Il testo che segue è copia della sentenza del pretore di Bisceglie circa la controversia nata fra un’associazione di cittadini e familiari e i responsabili del manicomio locale, riguardo al diritto di accesso presso i reparti psichiatrici.

La sentenza chiarisce tutta una serie di questione riguardanti i diritti dei cittadini internati e il diritto di controllo che associazioni e singoli possono esercitare nei confronti delle strutture psichiatriche. Per un approfondimento normativo della questione vedi anche la sezione leggi.
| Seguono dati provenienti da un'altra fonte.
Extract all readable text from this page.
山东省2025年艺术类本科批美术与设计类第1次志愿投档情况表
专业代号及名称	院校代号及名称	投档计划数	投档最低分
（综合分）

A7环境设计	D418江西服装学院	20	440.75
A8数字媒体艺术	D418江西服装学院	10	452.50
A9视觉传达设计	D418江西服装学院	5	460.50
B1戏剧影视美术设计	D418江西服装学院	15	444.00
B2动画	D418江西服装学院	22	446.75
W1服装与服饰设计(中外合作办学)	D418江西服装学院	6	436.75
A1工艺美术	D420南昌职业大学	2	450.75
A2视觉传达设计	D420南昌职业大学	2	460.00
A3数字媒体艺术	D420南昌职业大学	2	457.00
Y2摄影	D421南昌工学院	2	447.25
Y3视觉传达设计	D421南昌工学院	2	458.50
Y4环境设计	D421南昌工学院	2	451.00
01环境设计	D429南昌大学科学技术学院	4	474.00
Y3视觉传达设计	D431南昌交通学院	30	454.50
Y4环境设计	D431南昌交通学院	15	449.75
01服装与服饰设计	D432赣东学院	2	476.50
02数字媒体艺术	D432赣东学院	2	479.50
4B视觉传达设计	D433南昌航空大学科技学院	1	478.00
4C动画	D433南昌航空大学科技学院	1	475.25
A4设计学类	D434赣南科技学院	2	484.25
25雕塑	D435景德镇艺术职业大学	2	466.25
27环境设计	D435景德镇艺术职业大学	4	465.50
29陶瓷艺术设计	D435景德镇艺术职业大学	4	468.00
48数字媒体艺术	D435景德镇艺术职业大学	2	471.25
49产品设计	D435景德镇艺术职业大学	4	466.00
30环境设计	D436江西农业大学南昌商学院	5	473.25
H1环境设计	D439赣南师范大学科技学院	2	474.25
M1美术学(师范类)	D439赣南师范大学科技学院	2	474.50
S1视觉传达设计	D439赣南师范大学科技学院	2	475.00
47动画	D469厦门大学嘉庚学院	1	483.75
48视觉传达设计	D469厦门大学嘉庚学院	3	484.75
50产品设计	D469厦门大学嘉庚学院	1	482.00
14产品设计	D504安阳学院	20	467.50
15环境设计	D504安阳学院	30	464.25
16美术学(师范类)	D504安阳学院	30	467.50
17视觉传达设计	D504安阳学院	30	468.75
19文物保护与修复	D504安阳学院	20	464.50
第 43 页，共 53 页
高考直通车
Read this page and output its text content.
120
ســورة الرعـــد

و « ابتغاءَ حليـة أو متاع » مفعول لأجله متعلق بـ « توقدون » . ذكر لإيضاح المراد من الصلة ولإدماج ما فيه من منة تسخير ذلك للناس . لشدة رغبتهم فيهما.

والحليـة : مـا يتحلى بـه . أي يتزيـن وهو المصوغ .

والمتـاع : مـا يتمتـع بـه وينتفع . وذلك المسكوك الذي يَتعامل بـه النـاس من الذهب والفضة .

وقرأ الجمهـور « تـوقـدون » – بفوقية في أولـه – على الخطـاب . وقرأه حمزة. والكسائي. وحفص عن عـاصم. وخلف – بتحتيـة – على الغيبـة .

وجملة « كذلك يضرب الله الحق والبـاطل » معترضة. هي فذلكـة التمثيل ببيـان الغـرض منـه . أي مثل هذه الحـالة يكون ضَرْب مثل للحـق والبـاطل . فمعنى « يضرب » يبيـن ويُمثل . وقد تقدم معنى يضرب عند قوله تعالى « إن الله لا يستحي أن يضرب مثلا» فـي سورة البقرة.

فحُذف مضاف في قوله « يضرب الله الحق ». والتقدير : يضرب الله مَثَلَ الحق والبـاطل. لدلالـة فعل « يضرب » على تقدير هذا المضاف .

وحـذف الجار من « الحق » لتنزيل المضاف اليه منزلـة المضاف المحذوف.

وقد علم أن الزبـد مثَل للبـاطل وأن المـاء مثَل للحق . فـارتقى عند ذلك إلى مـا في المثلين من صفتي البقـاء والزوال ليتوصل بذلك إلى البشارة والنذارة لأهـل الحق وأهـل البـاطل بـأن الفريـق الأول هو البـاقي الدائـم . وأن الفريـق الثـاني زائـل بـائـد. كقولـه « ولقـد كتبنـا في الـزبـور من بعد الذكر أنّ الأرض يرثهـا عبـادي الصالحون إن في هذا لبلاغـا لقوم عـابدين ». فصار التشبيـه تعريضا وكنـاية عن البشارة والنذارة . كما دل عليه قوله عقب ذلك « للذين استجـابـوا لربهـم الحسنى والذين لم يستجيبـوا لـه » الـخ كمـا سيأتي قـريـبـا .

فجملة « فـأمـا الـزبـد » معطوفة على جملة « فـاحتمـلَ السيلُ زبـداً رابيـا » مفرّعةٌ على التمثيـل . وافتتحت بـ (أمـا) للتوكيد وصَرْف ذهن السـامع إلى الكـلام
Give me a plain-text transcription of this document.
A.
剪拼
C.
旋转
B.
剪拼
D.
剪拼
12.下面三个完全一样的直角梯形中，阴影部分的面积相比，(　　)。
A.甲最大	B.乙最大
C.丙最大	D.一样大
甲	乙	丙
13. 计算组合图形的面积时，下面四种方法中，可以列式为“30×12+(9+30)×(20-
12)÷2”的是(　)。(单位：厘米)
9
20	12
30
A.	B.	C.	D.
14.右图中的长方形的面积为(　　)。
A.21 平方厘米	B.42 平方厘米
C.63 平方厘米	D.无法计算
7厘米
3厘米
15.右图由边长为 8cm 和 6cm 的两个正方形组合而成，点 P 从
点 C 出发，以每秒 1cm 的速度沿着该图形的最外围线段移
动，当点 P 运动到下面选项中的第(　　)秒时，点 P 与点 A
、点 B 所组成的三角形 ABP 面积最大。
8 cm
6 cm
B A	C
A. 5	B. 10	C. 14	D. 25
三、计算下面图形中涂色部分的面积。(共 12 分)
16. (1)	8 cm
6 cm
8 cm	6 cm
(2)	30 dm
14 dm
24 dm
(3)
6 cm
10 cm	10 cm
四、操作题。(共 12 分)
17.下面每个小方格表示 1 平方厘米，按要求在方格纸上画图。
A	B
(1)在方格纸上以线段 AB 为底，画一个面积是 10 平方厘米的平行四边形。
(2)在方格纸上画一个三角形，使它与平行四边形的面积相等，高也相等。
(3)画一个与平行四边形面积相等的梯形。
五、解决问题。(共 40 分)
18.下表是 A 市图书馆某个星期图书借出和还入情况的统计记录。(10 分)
Il testo è tratto dalla rivista Fogli di Informazione, Gennaio-Febbraio 1981, n. 71/72.

 

Il Pretore di Bisceglie letti gli atti, osserva, in fatto e diritto. Con ricorso depositato il 3 gennaio 1980 il "Comitato per l’attuazione della legge 180/78", in persona del segretario, Grazia Schingaro e Mario Celestino (assistiti dal dott. proc. Dino Simone e Donata Sacco) esponevano che il 19/12/1979 a numerosi componenti del suddetto comitato, a parenti dei ricoverati, come la Schingaro, e a comuni cittadini, come il Celestino, era stato impedito dal personale di servizio e, quindi dallo stesso vicepresidente dell’Ospedale Psichiatrico ‘Casa Divina Provvidenza’ di Bisceglie, l’accesso nei reparti dell’ospedale per visitare i degenti, parlare con essi e conoscere le condizioni di vita.

Ravvisando in tale comportamento una lesione, con pregiudizio irreparabile, del proprio diritto primario alla comunicazione, garantito dall’art. 15 della Costituzione e corrispondente, del resto, al diritto sancito dall’art. 1 comma 4, L. 180/78, degli stessi degenti in ospedale psichiatrico di comunicazione con chi ritengono opportuno, chiedevano che venisse ordinato alla Congregazione religiosa ‘Ancelle della Divina Provvidenza’, proprietaria dell’ospedale suindicato, "di consentire il libero ingresso degli istanti nei luoghi abituali di vita (reparti, sale di ricreazione etc.) dei degenti, ospiti della stessa Istituzione, al fine di realizzare una piena e libera comunicazione con gli stessi".

Resisteva la Congregazione convenuta (assistita dall’avv. Pastore) osservando che il 19/12/89 una delegazione del Comitato si era incontrata con il vice presidente della ‘Casa Divina Provvidenza’, Lorenza Leone, dal quale aveva ottenuto informazioni circa l’applicazione della L. 180/78 nell’ospedale.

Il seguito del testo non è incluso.